As oil prices go to historic highs during this past year, energy stocks have followed a similar course. For example, front-month light sweet crude oil E-mini contract QM reached a historic intraday high of $78.30 on July 14, while the energy sector exchange-traded fund XLE reaches its historic intraday high of $60.15 on May 11. Since energy companies typically own rights to oil either above or under ground, it is reasonable that their stock prices follow the price of oil. In technical terms, we say that energy stock price “cointegrates” with the crude oil price, a concept pioneered by the Nobel laureates Robert Engle and Clive Granger. To prove that they do in fact cointegrate, I ran a Matlab cointegration package developed at University of Toledo in Ohio on the closing prices of QM (using a perpetual futures series) and XLE for the last 3 years. The program determined that they cointegrate with a 95% probabilty. Now, what this does not mean is that QM and XLE prices will always move up or down in a similar percentage everyday. This also doesn’t mean that there won’t be periods of time when the spreads between QM and XLE will go way out of sync, just as the gas futures spread did for Amaranth. What this tells us is that with high probability, the spread will eventually goes back to their historic average, and then probably goes in the opposite direction for a while.
To illustrate this point, let’s take a look at a plot of the spreads between QM and XLE over the last 3 years. (Click on the graph twice to enlarge it.) Suppose we are long a front-month QM contract (rolling over the contract every month), and are simultaneously short 640 shares of XLE. The number of shares is determined by the Matlab package mentioned above.
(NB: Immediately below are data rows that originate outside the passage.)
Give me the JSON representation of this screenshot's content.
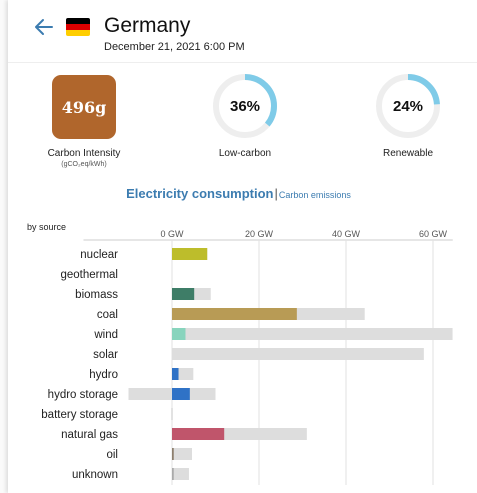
{
  "header": {
    "country": "Germany",
    "datetime": "December 21, 2021 6:00 PM",
    "flag_colors": [
      "#000000",
      "#dd0000",
      "#ffce00"
    ],
    "back_icon": "arrow-left-icon"
  },
  "carbon_intensity": {
    "value": "496g",
    "label": "Carbon Intensity",
    "unit": "(gCO₂eq/kWh)",
    "color": "#b0662c"
  },
  "low_carbon": {
    "value": "36%",
    "fraction": 0.36,
    "label": "Low-carbon",
    "color": "#7fcbe8"
  },
  "renewable": {
    "value": "24%",
    "fraction": 0.24,
    "label": "Renewable",
    "color": "#7fcbe8"
  },
  "chart_title": {
    "main": "Electricity consumption",
    "separator": "|",
    "alt": "Carbon emissions"
  },
  "chart_data": {
    "type": "bar",
    "subtitle": "by source",
    "axis_ticks": [
      "0 GW",
      "20 GW",
      "40 GW",
      "60 GW"
    ],
    "xlim": [
      -10,
      65
    ],
    "categories": [
      "nuclear",
      "geothermal",
      "biomass",
      "coal",
      "wind",
      "solar",
      "hydro",
      "hydro storage",
      "battery storage",
      "natural gas",
      "oil",
      "unknown"
    ],
    "series": [
      {
        "values": [
          8.1,
          0,
          5.1,
          28.7,
          3.1,
          0,
          1.5,
          4.1,
          0,
          12.0,
          0.4,
          0.4
        ],
        "colors": [
          "#bdbd2b",
          "#bdbd2b",
          "#3e7d67",
          "#b89b55",
          "#88d4bd",
          "#f4d166",
          "#2f72c6",
          "#2f72c6",
          "#aaaaaa",
          "#c0556b",
          "#8d7f6e",
          "#aaaaaa"
        ]
      }
    ],
    "capacity": [
      [
        0,
        8.1
      ],
      [
        0,
        0
      ],
      [
        0,
        8.9
      ],
      [
        0,
        44.3
      ],
      [
        0,
        64.5
      ],
      [
        0,
        57.9
      ],
      [
        0,
        4.9
      ],
      [
        -10,
        10.0
      ],
      [
        -0.2,
        0.2
      ],
      [
        0,
        31.0
      ],
      [
        0,
        4.6
      ],
      [
        0,
        3.9
      ]
    ]
  }
}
The y-axis shows the dollar value of this pair of positions. We can see that in the past 3 years, the value went as high as $5,550 on October 14th, 2004, and as low as -$4,152 on February 16th, 2006. The average is $57, which is almost zero. As of this writing (at the close of September 28, 2006), the value is -$2,584. While this is not near the 3-year low yet, it is getting there. Those who have a strong stomach will buy this spread now, and hope that the value will move back up to it long-run average of near zero. (Click on the graph twice to enlarge it.)
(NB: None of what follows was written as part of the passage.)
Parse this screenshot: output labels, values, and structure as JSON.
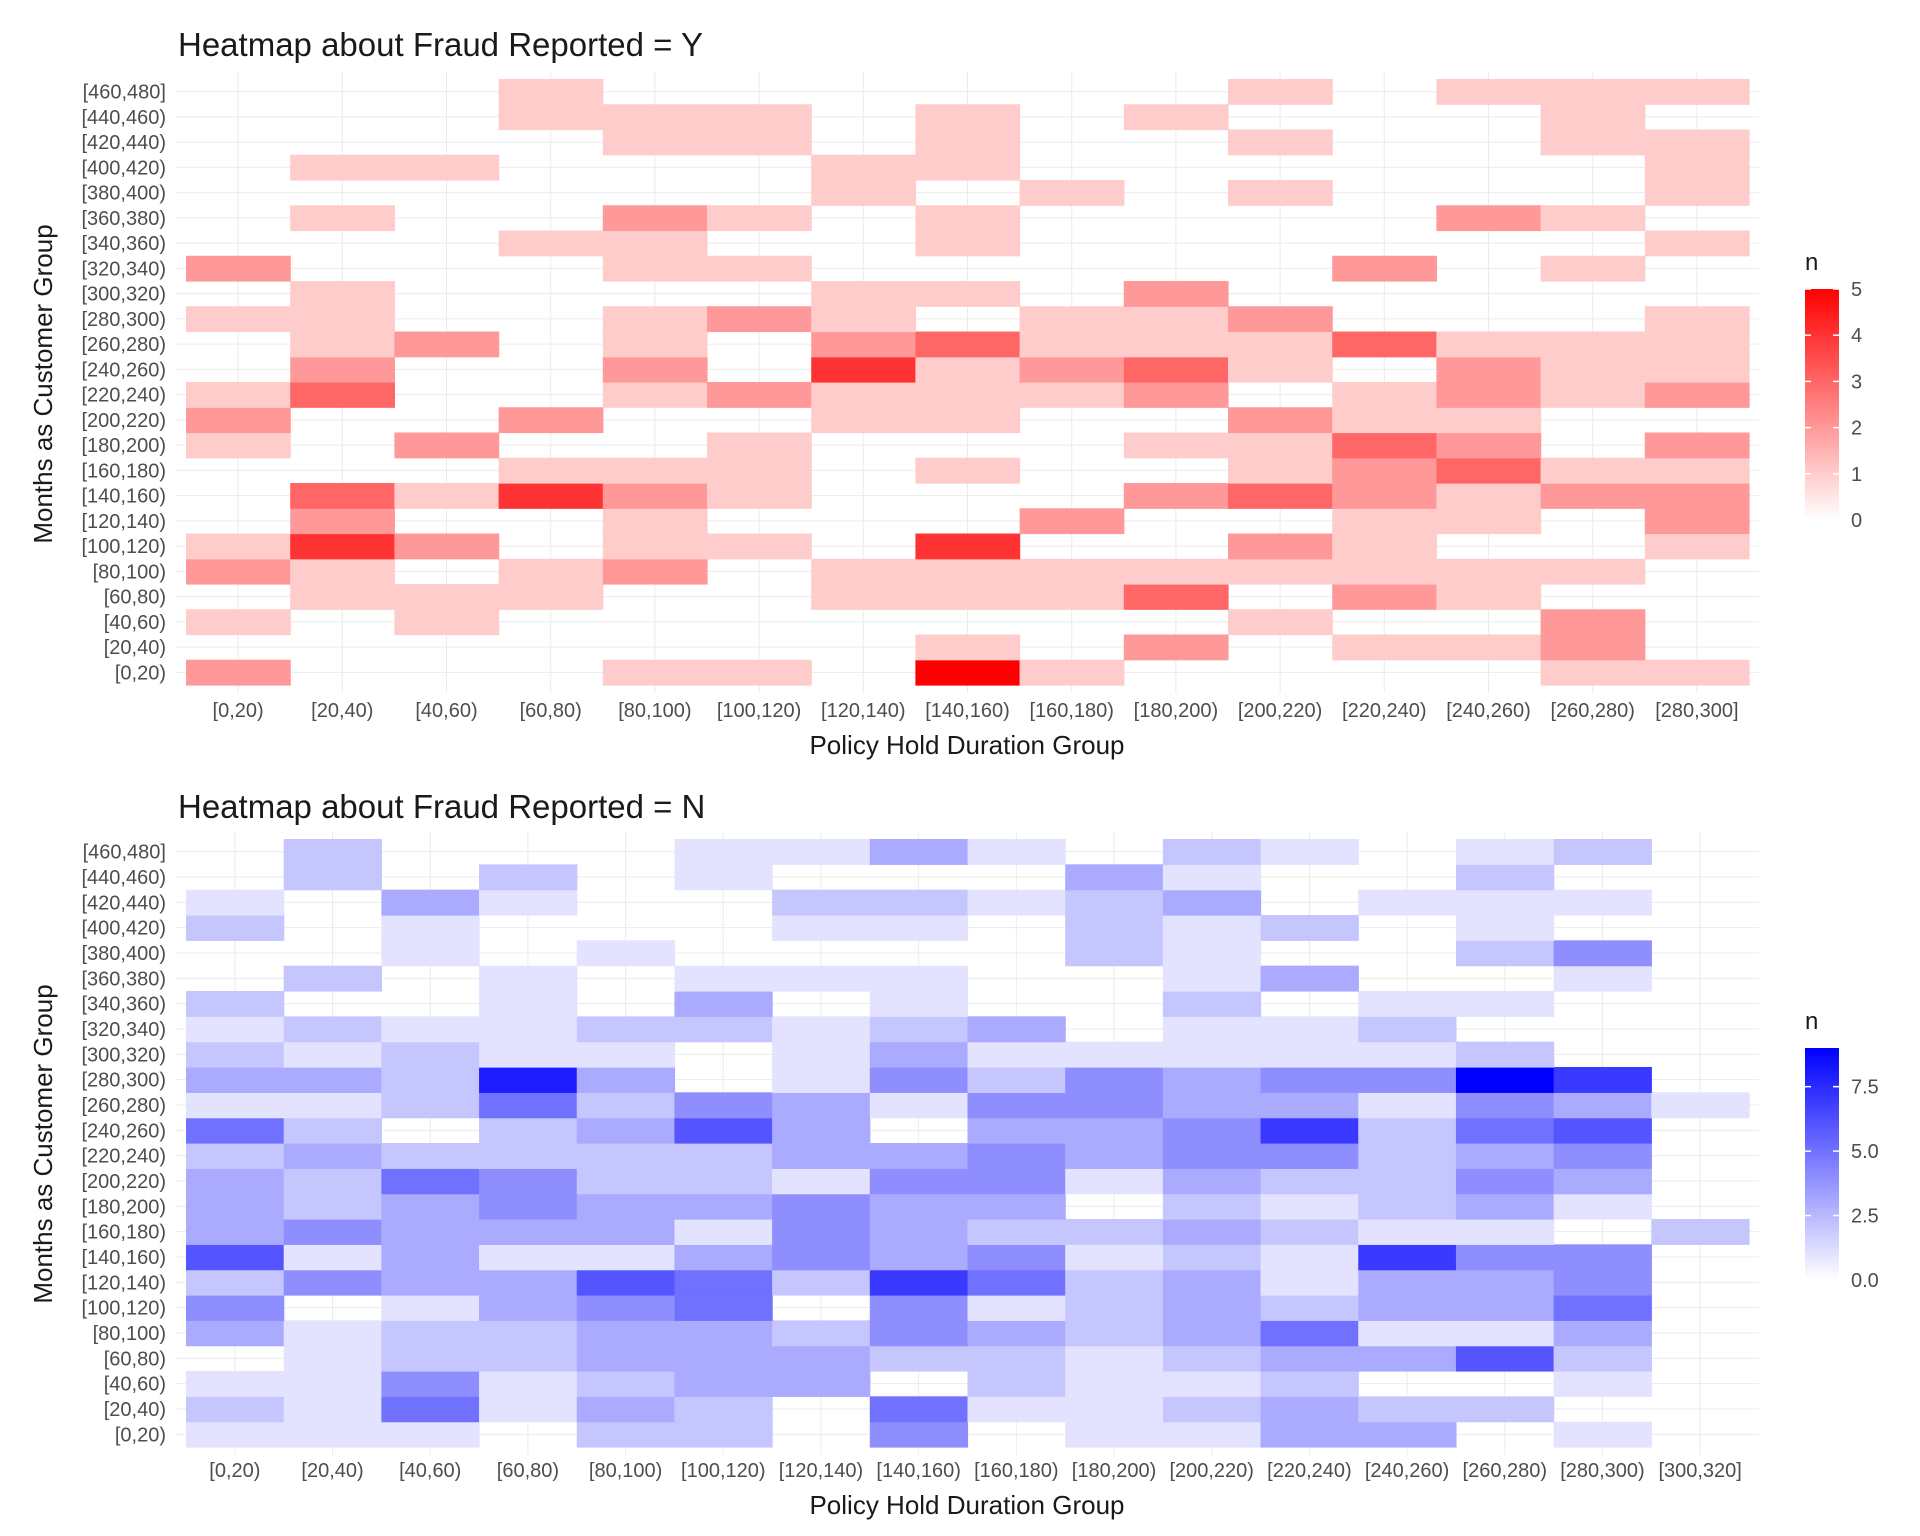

Some thoughtful readers may wonder whether there are any fundamental reason energy stocks have dropped much less in value since the summer than energy futures prices. Now energy companies are valued much like any other companies: roughly speaking, their stock is worth the present value of their anticipated future cash-flow plus their current net asset value. The current net asset value certainly should follow the front-month crude oil contracts very closely, in fact, more closely than their stock price. However, their anticipated future cash-flow reflects the expected price of oil in the years to come, not the current cash price of oil. (For those readers who enjoy a bit of exercise, they can look up the oil contracts that expire in 2007, 2008 and beyond to see if they in fact has higher prices than the front contract.) At this time, the stock (and futures) market is telling us this: oil price will go back up in the future.